Museums are not about old crockery, vintage clothes, beautiful furniture, historical photos and rusty farm implements. They’re about stories, but sometimes you have to look hard to find them. And sometimes those stories illustrate an important principle or moral.
Strolling down the Heerengracht on a beautiful sunny morning, tall, broad-shouldered Johannes Buyskes started at the sound of the Noon Gun, and then instinctively reached into his waistcoat to check the accuracy of his watch. As he returned the timepiece to his pocket, the unusual texture of the fob sent a chill down his spine. He would never forget that dark and stormy night.
He would never forget the booming thunder, the wild water with its terrifying flotsam – and the desperate screams that floated out above the shrieking wind. And Rainie Dodds the next morning, Ophelia-like, floating in the still, mudbrown pool downstream – her torn wedding dress caught on a thorn tree as she drifted in the eddy with her long hair forming a halo around her grazed and battered, once-beautiful face. He hadn’t been in time to save her; he didn’t even know her. And he had certainly been unaware that she was standing in front of her mirror trying on her wedding dress in joyful, girlish anticipation of her imminent marriage.
She smiled at her flickering, candle-lit reflection as she thought back to how her fiancé had kissed her that afternoon, whispering that soon she would be his wife. A wave of desire washed over her but, before she could be totally swept away, she was rudely brought back to reality by a sharp crack, followed by a spine-chilling scream and a roar that shook the foundations of the house. She jumped up and ran towards the door. Too late. She was swept away – but not by passion – by a towering pitch-black wall of water, rocks and logs that crashed into and through the house, and carried her downstream like a broken doll.
It was at about that moment that Johannes had arrived at the small town, tired, cold and hungry. He had been hoping for a hot meal, a drink and a good night’s sleep before delivering the mail in the morning, and then continuing on to the Diamond Fields. But when he heard the screams and the crashing, rock-filled torrent, he had urged the horses on for the final stretch into the town.
Forgetting his tiredness, he abandoned the mail coach and dashed into the floodwater to save a young girl clinging to a branch. He pulled her to shore, left her in the mud, and returned for an elderly man struggling to stay afloat in his long white nightshirt. Again and again he swam in through the branches, broken furniture, shattered wagons and other floating debris, and retuned with bewildered, traumatised people. Eventually, as the fearsome flash flood subsided, he lay exhausted in the mud.

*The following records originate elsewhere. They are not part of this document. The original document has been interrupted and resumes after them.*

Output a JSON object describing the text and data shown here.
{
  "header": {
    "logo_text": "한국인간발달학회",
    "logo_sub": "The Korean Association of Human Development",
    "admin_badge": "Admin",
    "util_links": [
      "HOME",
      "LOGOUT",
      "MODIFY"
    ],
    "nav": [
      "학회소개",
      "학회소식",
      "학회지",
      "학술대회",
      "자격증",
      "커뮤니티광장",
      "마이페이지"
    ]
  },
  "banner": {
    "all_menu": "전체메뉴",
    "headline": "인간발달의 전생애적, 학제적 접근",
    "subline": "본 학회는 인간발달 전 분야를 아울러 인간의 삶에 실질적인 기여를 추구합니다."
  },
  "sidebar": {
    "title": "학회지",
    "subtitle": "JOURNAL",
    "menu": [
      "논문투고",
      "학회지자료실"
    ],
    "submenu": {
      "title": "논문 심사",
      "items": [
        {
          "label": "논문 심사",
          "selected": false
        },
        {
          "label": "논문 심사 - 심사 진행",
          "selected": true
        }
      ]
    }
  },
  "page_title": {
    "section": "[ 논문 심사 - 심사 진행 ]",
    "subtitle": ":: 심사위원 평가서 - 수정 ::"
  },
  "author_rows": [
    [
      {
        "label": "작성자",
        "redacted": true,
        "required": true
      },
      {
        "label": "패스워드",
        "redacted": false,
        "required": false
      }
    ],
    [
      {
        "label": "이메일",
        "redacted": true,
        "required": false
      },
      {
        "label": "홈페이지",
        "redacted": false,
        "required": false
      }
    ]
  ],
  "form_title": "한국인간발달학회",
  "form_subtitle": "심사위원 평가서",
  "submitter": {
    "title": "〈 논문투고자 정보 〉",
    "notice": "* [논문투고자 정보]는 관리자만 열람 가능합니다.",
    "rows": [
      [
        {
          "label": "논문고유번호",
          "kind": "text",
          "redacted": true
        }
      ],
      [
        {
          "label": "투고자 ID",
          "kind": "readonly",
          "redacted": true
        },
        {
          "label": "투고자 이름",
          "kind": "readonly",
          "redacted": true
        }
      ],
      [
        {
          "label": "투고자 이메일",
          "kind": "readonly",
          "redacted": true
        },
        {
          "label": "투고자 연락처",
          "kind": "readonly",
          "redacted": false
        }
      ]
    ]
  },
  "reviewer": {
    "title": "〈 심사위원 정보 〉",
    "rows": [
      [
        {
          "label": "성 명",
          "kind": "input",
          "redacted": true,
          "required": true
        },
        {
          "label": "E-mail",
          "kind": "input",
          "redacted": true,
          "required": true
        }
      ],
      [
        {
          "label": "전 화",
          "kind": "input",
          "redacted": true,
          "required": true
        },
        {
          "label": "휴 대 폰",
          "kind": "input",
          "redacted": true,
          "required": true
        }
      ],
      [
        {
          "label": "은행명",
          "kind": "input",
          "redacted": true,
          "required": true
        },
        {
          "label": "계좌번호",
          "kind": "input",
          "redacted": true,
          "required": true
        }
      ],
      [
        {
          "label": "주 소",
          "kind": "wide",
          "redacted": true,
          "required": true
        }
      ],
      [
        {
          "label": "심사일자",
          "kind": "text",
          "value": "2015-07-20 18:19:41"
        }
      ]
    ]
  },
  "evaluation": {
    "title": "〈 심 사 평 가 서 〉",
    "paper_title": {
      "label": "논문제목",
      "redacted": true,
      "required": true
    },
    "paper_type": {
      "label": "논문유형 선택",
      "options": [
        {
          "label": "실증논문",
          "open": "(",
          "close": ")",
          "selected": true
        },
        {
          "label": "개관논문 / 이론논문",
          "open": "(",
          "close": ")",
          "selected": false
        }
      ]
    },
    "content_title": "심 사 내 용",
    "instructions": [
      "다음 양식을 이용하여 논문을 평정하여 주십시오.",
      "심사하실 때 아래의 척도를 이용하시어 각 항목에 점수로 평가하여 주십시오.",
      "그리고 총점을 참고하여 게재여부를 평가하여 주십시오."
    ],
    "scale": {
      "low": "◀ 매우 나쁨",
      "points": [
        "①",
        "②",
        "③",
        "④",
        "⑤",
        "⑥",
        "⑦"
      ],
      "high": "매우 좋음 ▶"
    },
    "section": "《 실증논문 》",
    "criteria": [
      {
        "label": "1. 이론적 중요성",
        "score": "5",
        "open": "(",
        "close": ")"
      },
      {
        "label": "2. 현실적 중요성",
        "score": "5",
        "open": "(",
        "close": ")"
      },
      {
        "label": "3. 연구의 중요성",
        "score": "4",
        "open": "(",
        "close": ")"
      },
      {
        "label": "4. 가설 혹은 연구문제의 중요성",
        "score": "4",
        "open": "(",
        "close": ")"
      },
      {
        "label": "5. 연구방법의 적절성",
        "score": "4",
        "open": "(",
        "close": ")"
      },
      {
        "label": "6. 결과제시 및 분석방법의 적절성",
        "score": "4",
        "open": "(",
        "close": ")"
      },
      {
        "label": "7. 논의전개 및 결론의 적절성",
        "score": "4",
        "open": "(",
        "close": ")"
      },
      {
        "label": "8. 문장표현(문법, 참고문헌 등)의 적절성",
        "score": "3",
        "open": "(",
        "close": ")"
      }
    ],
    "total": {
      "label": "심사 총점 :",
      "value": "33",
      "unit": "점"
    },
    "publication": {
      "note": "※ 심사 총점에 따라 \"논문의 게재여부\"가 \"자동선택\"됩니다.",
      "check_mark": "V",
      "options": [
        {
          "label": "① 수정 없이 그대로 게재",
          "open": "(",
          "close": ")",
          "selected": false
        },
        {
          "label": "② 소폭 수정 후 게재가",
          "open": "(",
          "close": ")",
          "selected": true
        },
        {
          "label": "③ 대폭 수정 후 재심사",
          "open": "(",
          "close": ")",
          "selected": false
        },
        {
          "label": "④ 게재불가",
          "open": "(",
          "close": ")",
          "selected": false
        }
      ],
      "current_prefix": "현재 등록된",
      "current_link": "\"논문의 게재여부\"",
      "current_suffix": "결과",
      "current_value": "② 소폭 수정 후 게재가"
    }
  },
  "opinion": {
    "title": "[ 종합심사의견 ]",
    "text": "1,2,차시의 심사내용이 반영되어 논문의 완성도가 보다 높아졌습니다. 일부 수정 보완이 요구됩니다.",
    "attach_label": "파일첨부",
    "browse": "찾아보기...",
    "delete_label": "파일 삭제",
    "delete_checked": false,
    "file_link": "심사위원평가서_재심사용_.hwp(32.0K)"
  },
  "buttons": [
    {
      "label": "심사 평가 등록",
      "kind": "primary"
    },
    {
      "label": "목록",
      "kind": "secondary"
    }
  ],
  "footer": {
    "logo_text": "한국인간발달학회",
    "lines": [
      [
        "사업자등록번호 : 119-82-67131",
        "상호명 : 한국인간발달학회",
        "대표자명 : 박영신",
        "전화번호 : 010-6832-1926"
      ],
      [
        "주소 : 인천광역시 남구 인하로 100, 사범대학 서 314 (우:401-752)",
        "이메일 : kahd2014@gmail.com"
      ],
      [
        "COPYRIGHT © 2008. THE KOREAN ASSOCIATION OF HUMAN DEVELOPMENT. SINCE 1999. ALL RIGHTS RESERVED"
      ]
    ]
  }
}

Glancing up at Table Mountain, Johannes ran his fingers over the rope of twisted human hair. It was mostly brown, but there were strands of blonde and jet black – and even streaks of grey. All the surviving women of the town had contributed a lock of hair and woven it into this commemorative watch fob for him.
He smiled. The recollection of that warmth, and of the brave, optimistic and grateful faces of the survivors, displaced the terrible memory of that cold, dark, hellish night. He straightened his spine, releasing the tension that had crept into his powerful shoulders, and strode off into the sunny afternoon.
The facts: The Northern Cape town of Victoria West was devastated by a flash flood in 1871, with more than 60 fatalities. Johannes Buyskes arrived at the town in time to save a number of people, and Rainie Dodds was drowned in her wedding dress that she had been trying on when the town was engulfed by a four-metre-high wall of water.
The artefact: In Victorian times, human-hair fob chains were made either as romantic gifts to loved ones, or from the hair of recently deceased people to remember them by. As far as I know, this may be the only instance of a collective human-hair watch fob. The one on display in the Victoria West Museum is not the actual one given to Johannes Buyskes, but it is an authentic Victorian piece. The watch fob is part of a general display on the history and material culture of the town.
The museum: Victoria West Regional Museum (053 621 0413) also has a section on Karoo fossils, particularly fish fossils, and a large collection of historical guns.
The moral: Don’t build on flood plains.
Why there are flash floods in the Karoo
The Karoo is a dry, semidesert region with infrequent rain and dry river beds – river beds that may not see water for decades. When it does rain, however, it can rain hard. Water levels can rise very rapidly and, because the rivers are usually dry, the channel may be blocked, so the floodwaters tend to build up behind all manner of barriers before breaching them and continuing as a higher and faster wave, pushing huge trees, rocks, fences, bits of buildings or even animals and people down the river bed and flood plain at terrifying speed. Such floods occur in the Karoo at irregular intervals once or twice a decade, but most are not as destructive as that of 1871. In fact, while flash floods are always dramatic, they are dangerous only when they run through populated areas. After the flood described in the story, Victoria West suffered another one in 1909 so, in 1918, they built a dam that they hope will prevent a recurrence. So far so good.
The best documented and most devastating such flood in South Africa was the 1981 Laingsburg flood that claimed over 100 lives, and destroyed more than 180 homes. (There’s a whole museum in Laingsburg devoted to this flood.)